The late season surge isn’t enough to change their postseason path. But with six wins in eight games and five straight wins on home ice, the Giants head into the final weekend of their WHL schedule (March 15 versus Kelowna, and March 16 in Kelowna) with renewed optimism that the growing pains they have endured, and the tough lessons they’ve been forced to learn along the way this year, are starting to pay dividends.
Instead of hanging their heads as they scatter for the summer, head coach Don Hay wants his Giants to use the late run of positive results as a springboard to success next season.
“For our players, it’s important to gain confidence here and go home in the summer enthused about coming back,” Hay tells the Straight in an interview at Pacific Coliseum. “The one thing our team has played with all season is spirit. They’ve competed hard; they’ve worked hard. We haven’t always had things go our way, but they would come to the rink the next day and want to work to get better. The confidence they’ve gained here in the past month playing and finding ways to have success will help us next year.”
When it became apparent a while back that this year’s group wasn’t going to qualify for the WHL playoffs, the Giants made the difficult organizational decision to begin their rebuild. Although overmatched on many nights, the team stuck with its young players to see exactly what they had in the form of a foundation for the years ahead.
With 16-year-old goalie Payton Lee as the cornerstone moving forward, the Giants are high on youngsters Carter Popoff, Alec Baer, Luca Leone, Thomas Foster, Tyler Morrison, Taylor Vickerman, Mason Geertsen, Arvin Atwal, and Reid Zalitach. All are in either their first or second seasons of major-junior hockey and all have been given opportunities to play in almost every situation.
Those are the guys around which the future team will be built, yet they’ve also been the players the Giants have been counting on in recent weeks.
“The younger guys are getting a lot of ice time and they’re probably getting thrown into some situations that they’re not quite ready for and maybe at times they’re a little bit overwhelmed,” Hay says. “But as far as them growing and getting better and what they’re going to look like next year, I think there are lots of positive signs. Usually, their 17- and 18-year-old years are when players really make the big improvements. I really see a lot of the kids are close to making that step. I think the biggest thing is that it doesn’t happen automatically. They have to come back and really push at training camp.”
But before Hay can worry about next year, he has two games left in which he hopes his team can continue to build off the momentum it has created lately. The coach likes the way his players are adhering to his system, and the positive results are proof that the Giants are doing things the right way.
“Guys are getting stronger; they’re around the net more, figuring things out, and they’re getting rewarded,” he says. “That’s a big thing when you haven’t had the success with wins and losses like we have [for most of the year], that players are still finding ways to find rewards and little victories. That’s really important. And I think it’s important for them that they see improvement in themselves, and for the organization it’s important to see improvements too as they move along.”
And that’s what has the Giants organization enthused.

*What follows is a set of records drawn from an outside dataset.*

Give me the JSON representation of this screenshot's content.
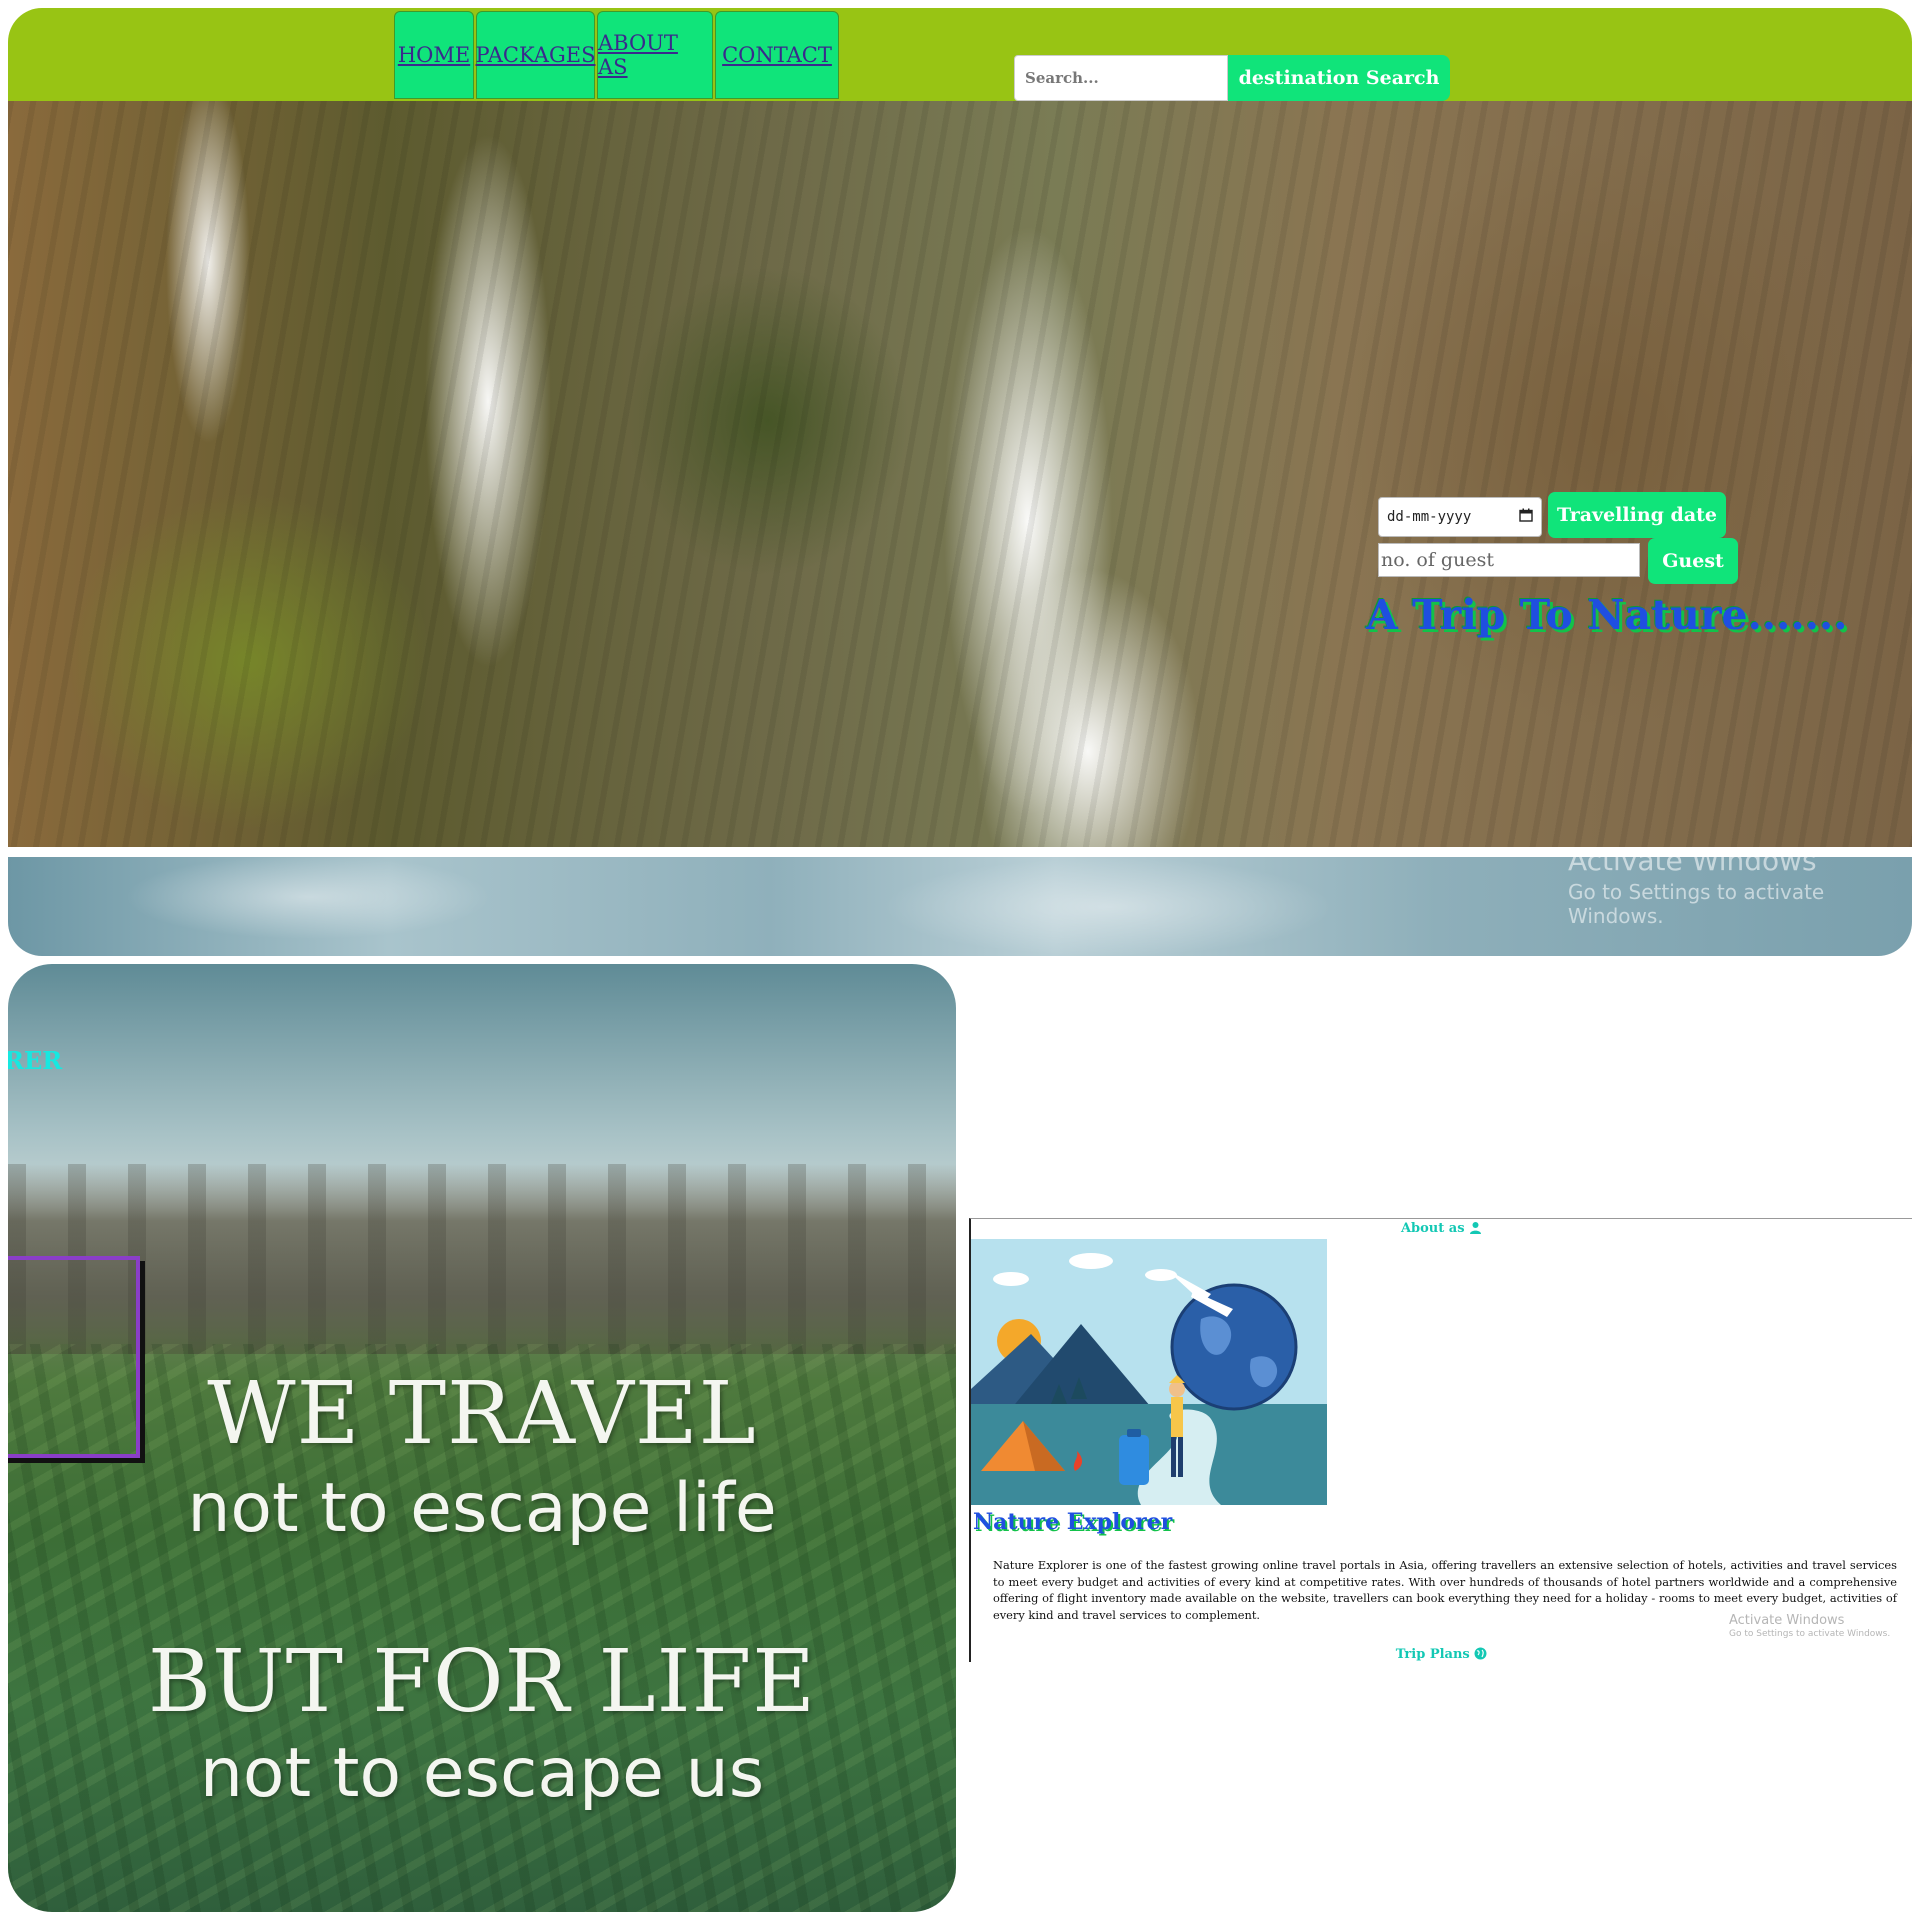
{
  "nav": {
    "items": [
      "HOME",
      "PACKAGES",
      "ABOUT AS",
      "CONTACT"
    ],
    "search_placeholder": "Search...",
    "search_button": "destination Search"
  },
  "hero": {
    "date_placeholder": "dd-mm-yyyy",
    "date_button": "Travelling date",
    "guest_placeholder": "no. of guest",
    "guest_button": "Guest",
    "tagline": "A Trip To Nature......."
  },
  "watermark": {
    "line1": "Activate Windows",
    "line2": "Go to Settings to activate Windows."
  },
  "poster": {
    "box_text": "RER",
    "line1": "WE TRAVEL",
    "line2": "not to escape life",
    "line3": "BUT FOR LIFE",
    "line4": "not to escape us"
  },
  "about": {
    "heading": "About as",
    "brand": "Nature Explorer",
    "paragraph": "Nature Explorer is one of the fastest growing online travel portals in Asia, offering travellers an extensive selection of hotels, activities and travel services to meet every budget and activities of every kind at competitive rates. With over hundreds of thousands of hotel partners worldwide and a comprehensive offering of flight inventory made available on the website, travellers can book everything they need for a holiday - rooms to meet every budget, activities of every kind and travel services to complement.",
    "trip_plans": "Trip Plans",
    "watermark_line1": "Activate Windows",
    "watermark_line2": "Go to Settings to activate Windows."
  },
  "colors": {
    "navbar": "#98c414",
    "accent_green": "#10e47a",
    "heading_blue": "#1f4fe0",
    "cyan_text": "#13c8b4"
  }
}
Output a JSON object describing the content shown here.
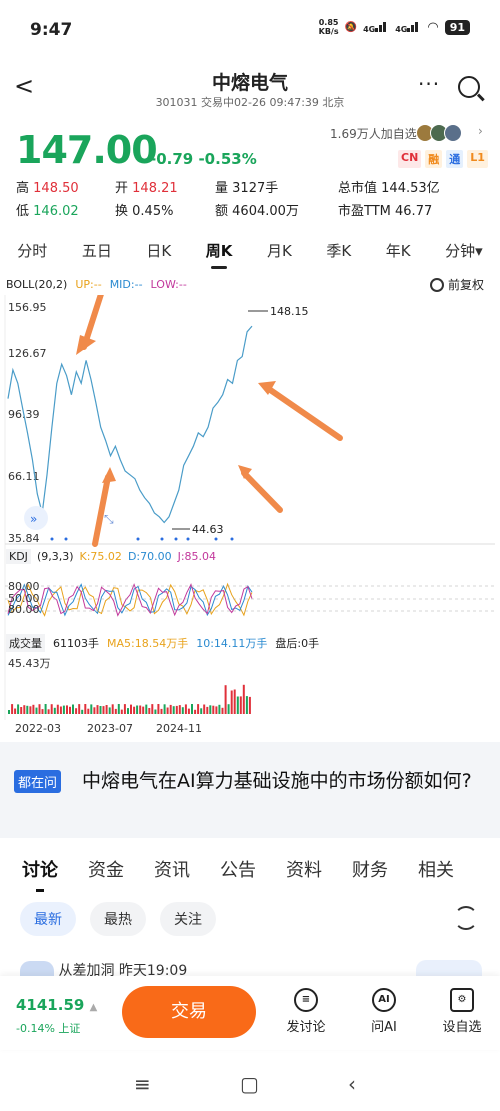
{
  "status_bar": {
    "time": "9:47",
    "net_speed": "0.85",
    "net_unit": "KB/s",
    "sig1": "4G",
    "sig2": "4G",
    "battery": "91"
  },
  "header": {
    "back": "<",
    "title": "中熔电气",
    "subtitle": "301031 交易中02-26 09:47:39 北京",
    "more": "···"
  },
  "quote": {
    "price": "147.00",
    "change": "-0.79 -0.53%",
    "followers": "1.69万人加自选",
    "tags": [
      "CN",
      "融",
      "通",
      "L1"
    ],
    "high_label": "高",
    "high": "148.50",
    "open_label": "开",
    "open": "148.21",
    "volume_label": "量",
    "volume": "3127手",
    "mktcap_label": "总市值",
    "mktcap": "144.53亿",
    "low_label": "低",
    "low": "146.02",
    "turnover_label": "换",
    "turnover": "0.45%",
    "amount_label": "额",
    "amount": "4604.00万",
    "pe_label": "市盈TTM",
    "pe": "46.77"
  },
  "periods": [
    "分时",
    "五日",
    "日K",
    "周K",
    "月K",
    "季K",
    "年K",
    "分钟▾"
  ],
  "active_period": "周K",
  "boll": {
    "name": "BOLL(20,2)",
    "up": "UP:--",
    "mid": "MID:--",
    "low": "LOW:--",
    "adjust": "前复权"
  },
  "y_axis": [
    "156.95",
    "126.67",
    "96.39",
    "66.11",
    "35.84"
  ],
  "kdj": {
    "name": "KDJ",
    "params": "(9,3,3)",
    "k": "K:75.02",
    "d": "D:70.00",
    "j": "J:85.04",
    "levels": [
      "80.00",
      "50.00",
      "20.00"
    ]
  },
  "volume": {
    "name": "成交量",
    "value": "61103手",
    "ma5": "MA5:18.54万手",
    "ma10": "10:14.11万手",
    "after": "盘后:0手",
    "max": "45.43万"
  },
  "dates": [
    "2022-03",
    "2023-07",
    "2024-11"
  ],
  "chart_data": {
    "type": "line",
    "title": "",
    "max_label": "148.15",
    "min_label": "44.63",
    "ylim": [
      35.84,
      156.95
    ],
    "x": [
      "2022-03",
      "2023-07",
      "2024-11"
    ],
    "series": [
      {
        "values": [
          110,
          125,
          118,
          105,
          92,
          78,
          60,
          50,
          70,
          95,
          118,
          128,
          122,
          112,
          124,
          118,
          130,
          120,
          108,
          95,
          88,
          80,
          85,
          78,
          72,
          70,
          68,
          62,
          58,
          55,
          50,
          48,
          45,
          48,
          55,
          62,
          75,
          80,
          85,
          92,
          90,
          95,
          105,
          108,
          112,
          120,
          118,
          130,
          132,
          145,
          148
        ]
      }
    ],
    "grid": true
  },
  "qa": {
    "badge": "都在问",
    "question": "中熔电气在AI算力基础设施中的市场份额如何?"
  },
  "tabs": [
    "讨论",
    "资金",
    "资讯",
    "公告",
    "资料",
    "财务",
    "相关"
  ],
  "pills": [
    "最新",
    "最热",
    "关注"
  ],
  "post_preview": "从差加洞  昨天19:09",
  "bottom": {
    "index_value": "4141.59",
    "index_change": "-0.14% 上证",
    "trade": "交易",
    "post": "发讨论",
    "ask": "问AI",
    "fav": "设自选"
  },
  "colors": {
    "green": "#1aa55b",
    "red": "#e0303a",
    "orange": "#f96a18",
    "blue": "#2a6de0"
  }
}
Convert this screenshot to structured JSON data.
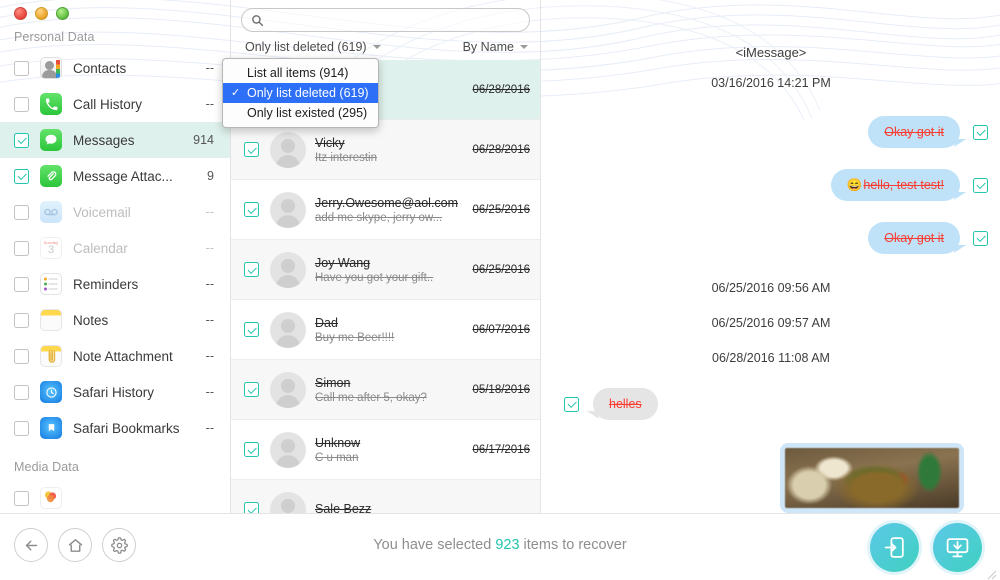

The franchise isn’t used to losing and will miss the playoffs for just the second time in its 12 years of existence. But the hope is that by making sacrifices this season, the team is moving in the right direction once again. In addition to the up-and-comers, the Giants should have leading scorers Cain Franson and Jackson Houck back again next season to shoulder the offensive load. And because the team has opted to live with its youth movement, there won’t be a significant amount of turnover in the lineup. The expectation is that continuity will pay off next year.
The Giants believe that the way things are going right now is proof that, despite the struggles, this has not been a wasted season. And they’re excited by the way they’ve played the past few weeks and believe it’s a glimpse of a bright future.
When the final whistle sounds, the players will all be sent home for the summer with specific instructions about areas in which they can get improve. And Hay has been at the coaching game long enough to know the difference that a solid off-season can make to player development at this level.
“The summer is one time when you can really improve in all aspects, whether it’s size, strength, or conditioning: things that make you eager to come back,” he says. “Even in the summertime when you’re working hard, you gain confidence from that.”
And, clearly, the team is gaining confidence from the way it’s finishing the season. The results can’t be applied to next year, but the process can. In that sense, the Vancouver Giants already like the way next season is shaping up—even before this one has ended.